Ya en mi habitación, me revolví sobre mi cama de un lado a otro. Llevaba la mirada a la ventana o más allá de la puerta. Sentía que todo había sido tan repentino, que todo era demasiado bueno para ser verdad, que no podía ser realidad, que era un sueño del que me despertaría apenas juntara los párpados; tenía terribles deseos de bajar las escaleras para asegurarme que el cachorro siguiera ahí, que no era parte de mi imaginación.
Y, no obstante, sonreía.
Revivía los recuerdos una y otra vez en mi cabeza: caminando bajo la lluvia, abriendo la caja, esos ojos marrones observándome profundamente, él lamiéndome la mejilla…
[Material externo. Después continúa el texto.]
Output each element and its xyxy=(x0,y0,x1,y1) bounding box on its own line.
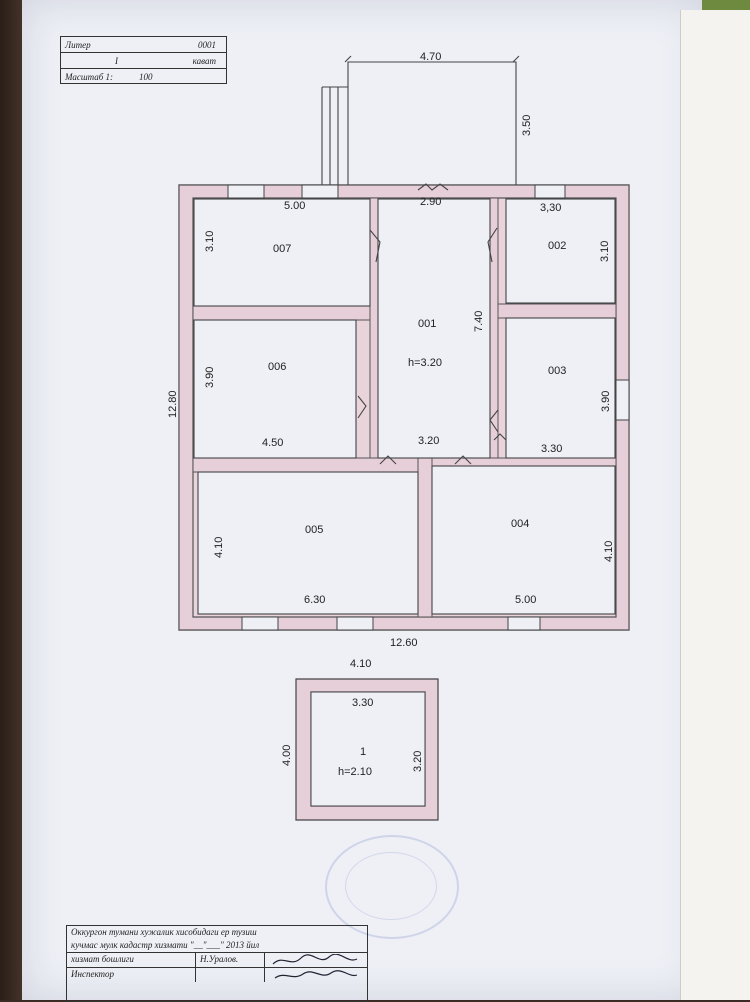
liter-value: 0001 xyxy=(198,39,216,50)
outbuilding-inner-height: 3.20 xyxy=(412,751,424,772)
room-007-height: 3.10 xyxy=(204,231,216,252)
paper-next-page xyxy=(680,10,750,1000)
door-symbol xyxy=(369,229,381,263)
room-001-ceiling: h=3.20 xyxy=(408,357,442,369)
window xyxy=(507,616,541,631)
room-002-id: 002 xyxy=(548,240,566,252)
overall-width: 12.60 xyxy=(390,637,418,649)
room-002 xyxy=(505,198,616,304)
outbuilding-outer-width: 4.10 xyxy=(350,658,371,670)
window xyxy=(336,616,374,631)
footer-block: Оккургон тумани хужалик хисобидаги ер ту… xyxy=(66,925,368,1002)
annex-outline xyxy=(347,61,517,185)
inspector-name xyxy=(196,968,265,982)
room-005-id: 005 xyxy=(305,524,323,536)
door-symbol xyxy=(379,455,397,465)
overall-height: 12.80 xyxy=(167,390,179,418)
door-symbol xyxy=(493,433,507,441)
liter-label: Литер xyxy=(65,39,91,50)
room-001 xyxy=(377,198,491,459)
scale-label: Масштаб 1: xyxy=(65,71,114,82)
room-001-width: 2.90 xyxy=(420,196,441,208)
wall-segment xyxy=(497,303,617,319)
room-006 xyxy=(193,319,357,459)
wall-segment xyxy=(369,197,379,459)
head-label: хизмат бошлиги xyxy=(67,953,196,967)
room-002-height: 3.10 xyxy=(599,241,611,262)
room-007-id: 007 xyxy=(273,243,291,255)
official-seal-inner xyxy=(345,852,437,920)
official-seal xyxy=(325,835,459,939)
door-symbol xyxy=(489,409,499,433)
room-005-height: 4.10 xyxy=(213,537,225,558)
room-003-width: 3.30 xyxy=(541,443,562,455)
room-003-id: 003 xyxy=(548,365,566,377)
window xyxy=(301,184,339,199)
room-004-height: 4.10 xyxy=(603,541,615,562)
outer-wall-ring xyxy=(178,184,630,631)
room-004-width: 5.00 xyxy=(515,594,536,606)
outbuilding-ceiling: h=2.10 xyxy=(338,766,372,778)
door-symbol xyxy=(454,455,472,465)
room-006-id: 006 xyxy=(268,361,286,373)
door-symbol xyxy=(417,183,449,191)
footer-line-1: Оккургон тумани хужалик хисобидаги ер ту… xyxy=(71,927,257,937)
head-name: Н.Уралов. xyxy=(196,953,265,967)
room-006-height: 3.90 xyxy=(204,367,216,388)
room-001-id: 001 xyxy=(418,318,436,330)
door-symbol xyxy=(357,395,367,419)
annex-depth-label: 3.50 xyxy=(521,115,533,136)
room-004 xyxy=(431,465,616,615)
room-001-height: 7.40 xyxy=(473,311,485,332)
room-005 xyxy=(197,471,419,615)
room-004-id: 004 xyxy=(511,518,529,530)
outbuilding-inner-width: 3.30 xyxy=(352,697,373,709)
window xyxy=(534,184,566,199)
room-003 xyxy=(505,317,616,459)
floor-value: I xyxy=(115,55,118,66)
room-005-width: 6.30 xyxy=(304,594,325,606)
room-003-height: 3.90 xyxy=(600,391,612,412)
annex-width-label: 4.70 xyxy=(420,51,441,63)
outbuilding-outer-height: 4.00 xyxy=(281,745,293,766)
wall-segment xyxy=(192,305,378,321)
floor-label: кават xyxy=(192,55,216,66)
scale-value: 100 xyxy=(139,71,153,82)
outbuilding-room xyxy=(310,691,426,807)
annex-tick xyxy=(512,55,520,63)
room-001-width2: 3.20 xyxy=(418,435,439,447)
footer-line-2: кучмас мулк кадастр хизмати "__"___" 201… xyxy=(71,940,260,950)
annex-tick xyxy=(344,55,352,63)
inspector-label: Инспектор xyxy=(67,968,196,982)
outbuilding-id: 1 xyxy=(360,746,366,758)
room-006-width: 4.50 xyxy=(262,437,283,449)
inspector-signature xyxy=(265,968,367,982)
wall-segment xyxy=(417,457,433,618)
window xyxy=(615,379,630,421)
room-002-width: 3,30 xyxy=(540,202,561,214)
room-007 xyxy=(193,198,371,307)
window xyxy=(227,184,265,199)
room-007-width: 5.00 xyxy=(284,200,305,212)
window xyxy=(241,616,279,631)
door-symbol xyxy=(487,227,498,263)
signature xyxy=(265,953,367,967)
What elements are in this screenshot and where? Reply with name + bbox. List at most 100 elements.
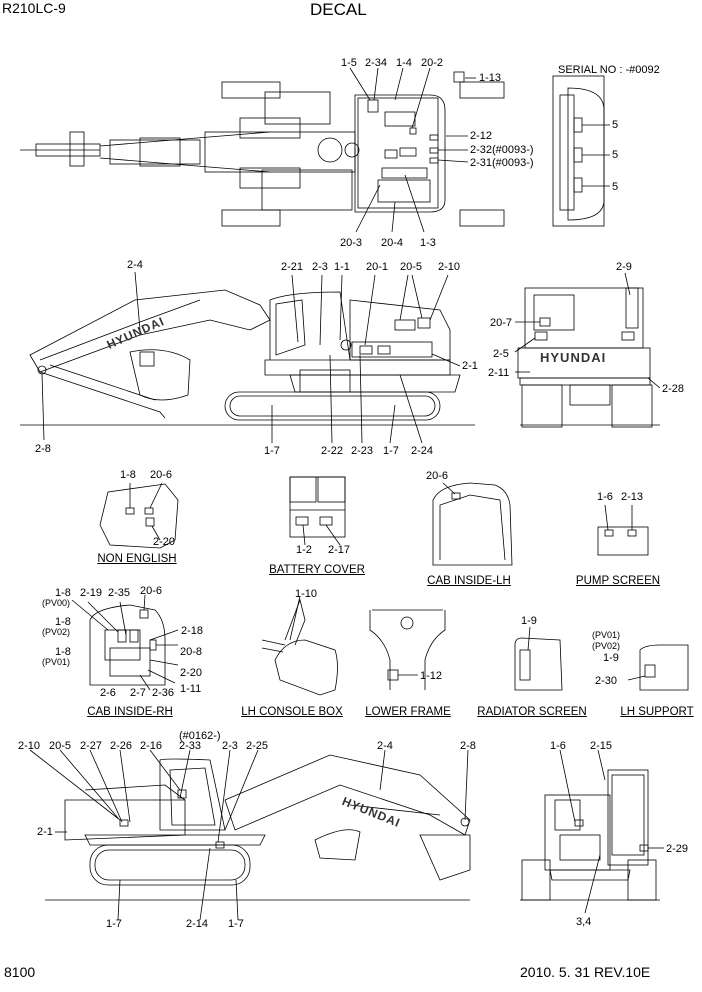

Pensar en ello me hacía sonreír, me parecía que, realidad o no, era real en ese momento, me sentía acompañada. Sentía que algo se había llenado dentro de mí. Miré la luna y pensé en mis padres. "Ya no me siento sola… Eso es lo que querían, ¿verdad? Me siento feliz…".
Cerré los párpados y, por primera vez en mucho tiempo, me sentía tranquila por dentro.